Mass Hysteria Obliterates Another Childs Innocence
At this point, I am waiting for the call that my son, my sweet five year old, is suspended from school. He goes to a school which espouses the ‘Zero Tolerance Policy’. A school that has ‘play fighting never allowed’ clearly typed out in their handy dandy little notebook. Like many typical five year old Kindergarten aged children, my boy would like to be a superhero one day when he grows up. I am amongst one of the many parents after school who is constantly pulling our boys apart and reprimanding them as they try to play how they like- with play fighting, shooting, and wrestling. I watch as my son shoots out his webs from his wrists as he emulates Spider-man, while his best friend strikes a pose and does his best impression of Iron-man, and I worry.

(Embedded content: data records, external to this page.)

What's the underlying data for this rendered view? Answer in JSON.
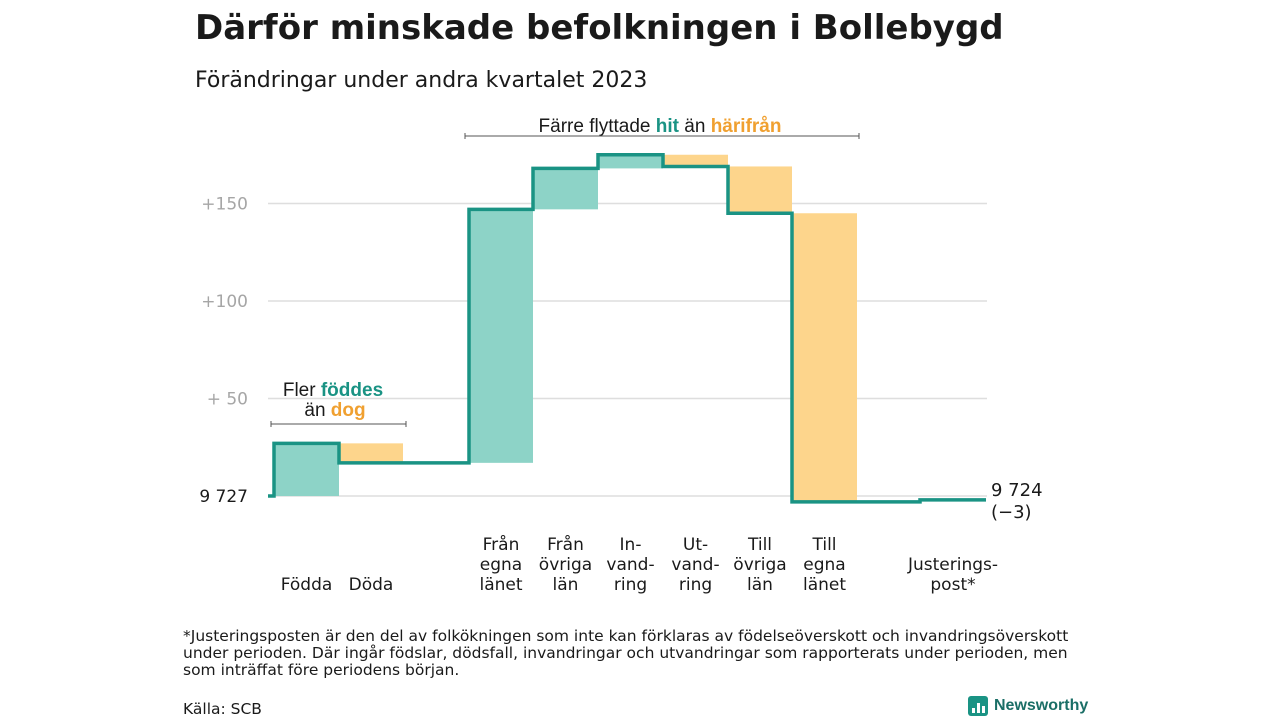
{
  "title": "Därför minskade befolkningen i Bollebygd",
  "subtitle": "Förändringar under andra kvartalet 2023",
  "chart_data": {
    "type": "waterfall",
    "baseline": 9727,
    "ylim": [
      9727,
      9905
    ],
    "yticks": [
      {
        "value": 9727,
        "label": "9  727"
      },
      {
        "value": 9777,
        "label": "+  50"
      },
      {
        "value": 9827,
        "label": "+100"
      },
      {
        "value": 9877,
        "label": "+150"
      }
    ],
    "steps": [
      {
        "label": [
          "Födda"
        ],
        "value": 27,
        "kind": "in"
      },
      {
        "label": [
          "Döda"
        ],
        "value": -10,
        "kind": "out"
      },
      {
        "label": [
          "Från",
          "egna",
          "länet"
        ],
        "value": 130,
        "kind": "in"
      },
      {
        "label": [
          "Från",
          "övriga",
          "län"
        ],
        "value": 21,
        "kind": "in"
      },
      {
        "label": [
          "In-",
          "vand-",
          "ring"
        ],
        "value": 7,
        "kind": "in"
      },
      {
        "label": [
          "Ut-",
          "vand-",
          "ring"
        ],
        "value": -6,
        "kind": "out"
      },
      {
        "label": [
          "Till",
          "övriga",
          "län"
        ],
        "value": -24,
        "kind": "out"
      },
      {
        "label": [
          "Till",
          "egna",
          "länet"
        ],
        "value": -148,
        "kind": "out"
      },
      {
        "label": [
          "Justerings-",
          "post*"
        ],
        "value": 1,
        "kind": "adjust"
      }
    ],
    "end": {
      "value": 9724,
      "label": "9 724",
      "change": "(−3)"
    },
    "annotations": [
      {
        "parts": [
          {
            "text": "Fler ",
            "style": "plain"
          },
          {
            "text": "föddes",
            "style": "in"
          }
        ],
        "parts2": [
          {
            "text": "än ",
            "style": "plain"
          },
          {
            "text": "dog",
            "style": "out"
          }
        ]
      },
      {
        "parts": [
          {
            "text": "Färre flyttade ",
            "style": "plain"
          },
          {
            "text": "hit",
            "style": "in"
          },
          {
            "text": " än ",
            "style": "plain"
          },
          {
            "text": "härifrån",
            "style": "out"
          }
        ]
      }
    ],
    "colors": {
      "in_fill": "#8dd3c7",
      "out_fill": "#fdd58c",
      "line": "#1a9384",
      "grid": "#dedede",
      "in_text": "#1a9384",
      "out_text": "#f0a030"
    }
  },
  "footnote": "*Justeringsposten är den del av folkökningen som inte kan förklaras av födelseöverskott och invandringsöverskott under perioden. Där ingår födslar, dödsfall, invandringar och utvandringar som rapporterats under perioden, men som inträffat före periodens början.",
  "source": "Källa: SCB",
  "brand": "Newsworthy"
}
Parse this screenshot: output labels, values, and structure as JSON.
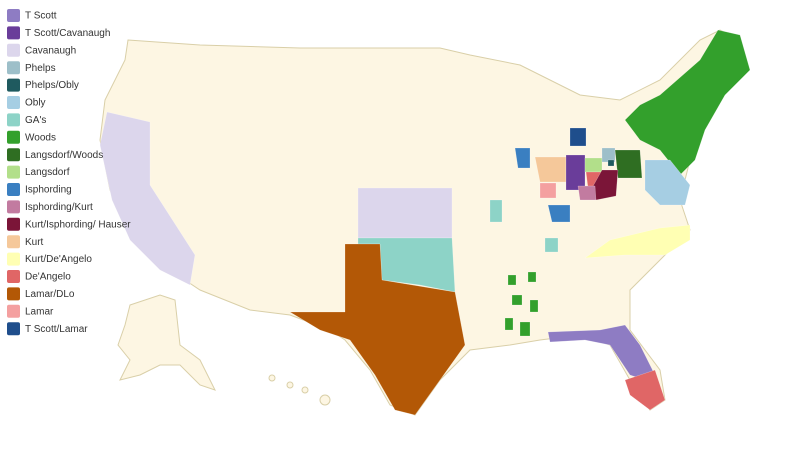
{
  "legend": [
    {
      "name": "T Scott",
      "color": "#8e7cc3"
    },
    {
      "name": "T Scott/Cavanaugh",
      "color": "#6a3d9a"
    },
    {
      "name": "Cavanaugh",
      "color": "#dcd6ec"
    },
    {
      "name": "Phelps",
      "color": "#9dbfc9"
    },
    {
      "name": "Phelps/Obly",
      "color": "#1f5a5f"
    },
    {
      "name": "Obly",
      "color": "#a6cee3"
    },
    {
      "name": "GA's",
      "color": "#8dd3c7"
    },
    {
      "name": "Woods",
      "color": "#33a02c"
    },
    {
      "name": "Langsdorf/Woods",
      "color": "#2f6e22"
    },
    {
      "name": "Langsdorf",
      "color": "#b2df8a"
    },
    {
      "name": "Isphording",
      "color": "#3a7fc1"
    },
    {
      "name": "Isphording/Kurt",
      "color": "#c27ba0"
    },
    {
      "name": "Kurt/Isphording/ Hauser",
      "color": "#7b1538"
    },
    {
      "name": "Kurt",
      "color": "#f5c89a"
    },
    {
      "name": "Kurt/De'Angelo",
      "color": "#ffffb3"
    },
    {
      "name": "De'Angelo",
      "color": "#e06666"
    },
    {
      "name": "Lamar/DLo",
      "color": "#b35806"
    },
    {
      "name": "Lamar",
      "color": "#f4a0a0"
    },
    {
      "name": "T Scott/Lamar",
      "color": "#1f4e8c"
    }
  ]
}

I worry that just like so many cases this year, my son will be in trouble for playing. I worry that like the 6 year old boy in Silver Spring who pointed his finger and said ‘Pow!’ that my son will face suspension. I worry that like the Philadelphia fifth grade girl, my son may face invasive searches, public shaming, name calling. I worry that like the 5 year old Massachusetts boy (who made a gun out of Legos) that my son may receive threats of punishment. I have a fear that my son may face the horrendous treatment the 6 year old who wanted to shoot her friend with bubbles did. These punishments include:
- Psychological Evaluations
- being labelled as a making ‘terrorist threats’
My god, does this not seem simply insane to other people out there? I understand that ‘these are the rules’ but haven’t we always supported rising up against unfair and ridiculous rules and laws in society? Or do we use that as a cover for our fear given the recent events involving gun violence we (and our schools) have faced? I cannot help but feel extremely worried, disturbed by the idea that we must corrupt, twist, and strip the innocence of normal childhood play because we as a people are afraid.
The principle of the school where the latest incident occurred gave this remark to Fox News-
“We need a safe environment for our students. While someone might think that making a Lego gun is just an action of a 5-year-old, to other 5-year-olds, that might be a scary experience.”
There is a difference between play, and intimidation. Obviously, should a child feel intimidated, or scared- those concerns should not be pushed aside because some child claims that they were ‘only playing’. Even if a child was playing in innocence, should another child feel uncomfortable- that should be addressed! I don’t feel that it is productive for the students, for the school, or for the general public that those (latter) incidents be handled in a hysterical, accusing, intolerant manner. These are not bad children. These are not children who are trying to harm others. These are loving, innocent children, who are being caught up in a social dilemma. It is not fair nor right to take out that fear on them.
I worry about what we are teaching our children when we overreact to these situations. What values are we impressing on them? I wonder how we are to teach children to modify their behaviour so that it is ‘appropriate’ if we do not react to the situation appropriately. Telling a five year old that she may go to jail, is simply not appropriate. The ramifications of instilling our fear and paranoia into the children of our nation is one that I am concerned about. Regardless of the national gun debate, surely… we must think of a different way to teach children what play is or is not appropriate and where. Surely, we can be adults and guide and mentor our children onto the right path to respect others, even in play. Surely, we can do that without traumatizing them for something that they do not yet understand.
Do you think that the current reactions to young elementary students is wrong, or do you feel that the schools are right in responding as they have?